The TEXT-DISTANCE directive measures the difference between two sequences of characters, using a specified method of measuring the distance between strings.

Syntax

text-distance <method> <column-1> <column-2> <destination>
  • <method> specifies the method to be used to measure the distance between the strings of <column-1> and <column-2>
  • <destination> is the column the resulting difference will be stored in. If it exists, it will be overwritten. If it does not exist, it will be created.
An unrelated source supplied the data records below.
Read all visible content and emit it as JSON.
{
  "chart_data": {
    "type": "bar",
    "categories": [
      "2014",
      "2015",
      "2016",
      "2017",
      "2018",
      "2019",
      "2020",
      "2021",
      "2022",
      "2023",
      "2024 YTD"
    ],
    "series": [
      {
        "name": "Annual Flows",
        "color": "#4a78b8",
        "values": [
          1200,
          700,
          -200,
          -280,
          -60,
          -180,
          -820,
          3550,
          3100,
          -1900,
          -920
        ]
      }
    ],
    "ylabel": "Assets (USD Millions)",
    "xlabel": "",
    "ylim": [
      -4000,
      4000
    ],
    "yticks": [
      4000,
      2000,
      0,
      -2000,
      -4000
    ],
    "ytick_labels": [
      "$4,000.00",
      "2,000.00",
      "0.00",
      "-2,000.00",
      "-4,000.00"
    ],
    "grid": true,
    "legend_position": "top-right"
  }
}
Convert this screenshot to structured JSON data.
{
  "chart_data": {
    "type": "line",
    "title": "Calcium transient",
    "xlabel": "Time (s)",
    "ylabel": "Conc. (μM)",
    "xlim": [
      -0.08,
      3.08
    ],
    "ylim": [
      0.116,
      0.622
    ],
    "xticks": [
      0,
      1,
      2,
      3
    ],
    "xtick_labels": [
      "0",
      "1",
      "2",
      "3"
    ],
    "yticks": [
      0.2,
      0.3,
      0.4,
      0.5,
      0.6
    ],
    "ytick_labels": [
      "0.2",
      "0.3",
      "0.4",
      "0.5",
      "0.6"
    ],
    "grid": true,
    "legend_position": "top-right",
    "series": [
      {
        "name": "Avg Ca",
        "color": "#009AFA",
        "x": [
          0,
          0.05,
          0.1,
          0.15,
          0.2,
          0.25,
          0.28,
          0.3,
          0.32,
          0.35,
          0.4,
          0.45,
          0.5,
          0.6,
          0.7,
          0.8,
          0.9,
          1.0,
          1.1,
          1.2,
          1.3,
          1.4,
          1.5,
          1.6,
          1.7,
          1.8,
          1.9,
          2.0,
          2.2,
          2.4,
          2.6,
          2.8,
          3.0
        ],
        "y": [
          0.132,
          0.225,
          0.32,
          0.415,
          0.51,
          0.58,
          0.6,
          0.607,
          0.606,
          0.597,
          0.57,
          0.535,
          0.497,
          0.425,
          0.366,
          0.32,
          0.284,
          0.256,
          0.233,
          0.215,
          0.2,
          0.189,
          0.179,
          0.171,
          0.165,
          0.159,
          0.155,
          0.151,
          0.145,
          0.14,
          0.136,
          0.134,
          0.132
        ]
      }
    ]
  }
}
Note: If either or both of the two columns do not exist, no error will be returned, and the destination column will still be created or overwritten.

Usage Notes

These distance measure methods are supported:

  • block-distance
  • block
  • cosine
  • damerau-levenshtein
  • dice
  • euclidean
  • generalized-jaccard
  • identity
  • jaccard
  • jaro
  • levenshtein
  • longest-common-subsequence
  • longest-common-substring
  • overlap-cofficient
  • simon-white

Example

Using this record as an example:

{
  "tweet1": "CheeseBurgers are God tellin us everything's gonna be cool...",
  "tweet2": "Forgiveness can open up a whole new perspective on life, Forgiveness is an act of God's grace."
}

Applying this directive:

text-distance block tweet1 tweet2 distance

would result in this record:

{
  "tweet1": "CheeseBurgers are God tellin us everything's gonna be cool...",
  "tweet2": "Forgiveness can open up a whole new perspective on life, Forgiveness is an act of God's grace."
  "destination": 26.0
}